The New Professoriate: Characteristics, Contributions, and Compensation (2002)
http://www.acenet.edu/news-room/Documents/New-Professoriate-Characteristics-Contributions-and-Compensation-2002.pdf

This 2002 report uses the numbers from the 1998 NSOPF to discuss faculty breakdown and characteristics including gender, education level, and race, accompanied by tables and figures. They use "nontraditional" to refer to contingent faculty and "traditional" to refer to full-time, tenure-line faculty as they present their analysis, which includes a look at how the academic workforce has grown since the 1980s and explores some reasons administrators have made the staffing decisions that have increased non-tenure line faculty so significantly.


 
Who Is Doing The Teaching... And How Are They Being Supported?: Survey on the Use of Part-Time Instructors Report (2001)
http://s3.amazonaws.com/rdcms-aaa/files/production/public/FileDownloads/pdfs/resources/researchers/upload/PT-survey-2001.pdf

This 2001 report shares comprehensive results from AAA's 1999 survey of anthropology departments, portions of which were included in the larger CAW survey report from AHA. Pay, other benefits, and staffing structures were at issue in the AAA survey. According to this survey, just over half of all anthropology instructors were then full-time, tenure-track faculty members, and the majority of the remaining faculty were either part-time contingent faculty or graduate assistants.
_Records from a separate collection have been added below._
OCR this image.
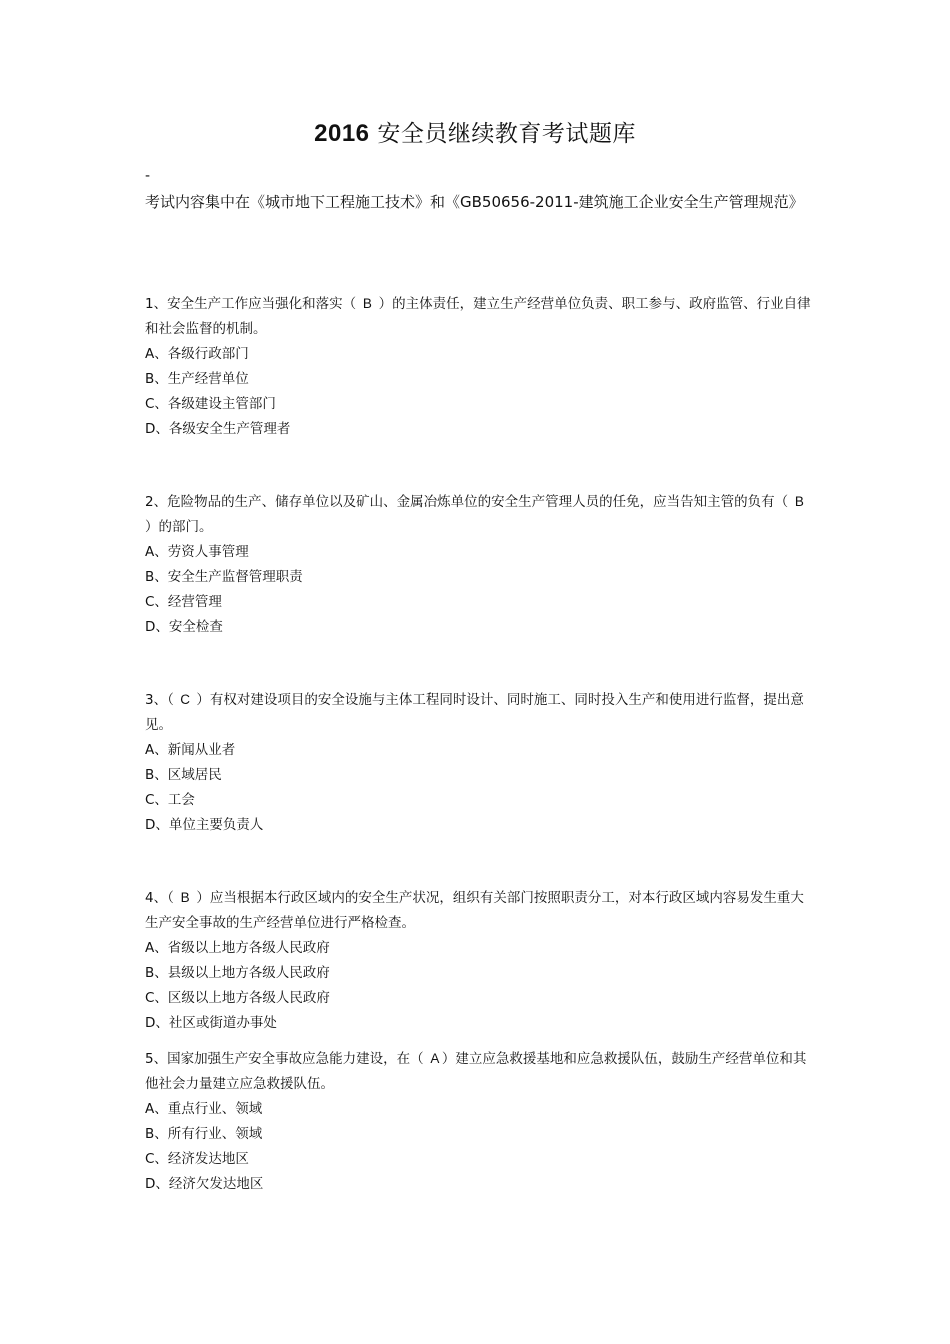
2016 安全员继续教育考试题库
-
考试内容集中在《城市地下工程施工技术》和《GB50656-2011-建筑施工企业安全生产管理规范》

1、安全生产工作应当强化和落实（ B ）的主体责任，建立生产经营单位负责、职工参与、政府监管、行业自律和社会监督的机制。

A、各级行政部门

B、生产经营单位

C、各级建设主管部门

D、各级安全生产管理者

2、危险物品的生产、储存单位以及矿山、金属冶炼单位的安全生产管理人员的任免，应当告知主管的负有（ B ）的部门。

A、劳资人事管理

B、安全生产监督管理职责

C、经营管理

D、安全检查

3、（ C ）有权对建设项目的安全设施与主体工程同时设计、同时施工、同时投入生产和使用进行监督，提出意见。

A、新闻从业者

B、区域居民

C、工会

D、单位主要负责人

4、（ B ）应当根据本行政区域内的安全生产状况，组织有关部门按照职责分工，对本行政区域内容易发生重大生产安全事故的生产经营单位进行严格检查。

A、省级以上地方各级人民政府

B、县级以上地方各级人民政府

C、区级以上地方各级人民政府

D、社区或街道办事处

5、国家加强生产安全事故应急能力建设，在（ A ）建立应急救援基地和应急救援队伍，鼓励生产经营单位和其他社会力量建立应急救援队伍。

A、重点行业、领域

B、所有行业、领域

C、经济发达地区

D、经济欠发达地区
The percentage of full-time contingent faculty was very small (less than 6 percent), showing a different trend from many other disciplines. The report is comprehensive and includes discussions and tables for all figures, including an early section on response rates for all the CAW-based surveys done at this time.


 
Report of the Ad Hoc Committee on Priorities and Problems of the APA (2000)
http://www.apaonline.org/resource/resmgr/hansonreport.pdf

This 2000 report from the American Philosophical Association begins with a discussion of two problems and statements of priorities that are relevant to contingent faculty. First, the organization admits that it does not have current, discipline-specific staffing data often requested by members. Their 1994 member survey required extensive volunteer work on the part of the membership, especially as they have a small national office staff at the University of Delaware. They recommend that the organization strategize to improve data collection for many of its top concerns. Its top stated concern, immediately following this statement on data, is contingent faculty, which they describe as "part-time and adjunct faculty." Here, they discuss the growing concern about contingents in academia, particularly the humanities, but they couple this with their lack of data on that subject. They recommend the formation of a special task to focus on contingent faculty and begin to manage this issue in-house.


 
Forum on Adjunct and Part-Time Faculty: Papers from the AIA/APA Joint Annual Meeting, December 1998
http://apaclassics.org/sites/default/files/documents/abstracts/FacForum.pdf

In 1998 the APA held a session about contingent faculty at its annual meeting. Abstracts of presentations appear here.


 
The US Dept. of Education report "Part-time Instructional Faculty and Staff: Who They Are, What They Do, and What They Think" (1992)
http://nces.ed.gov/pubsearch/pubsinfo.asp?pubid=2002163

This report describes the characteristics and attitudes of part-time instructional faculty and staff in fall 1992. It includes a compendium of tables on the characteristics, work activities, attitudes, and compensation of part-time and full-time instructional faculty and staff in public and private not-for-profit 2-year-and-above postsecondary institutions. It offers researchers and policymakers a resource for making comparisons with future NSOPF reports on part-time faculty.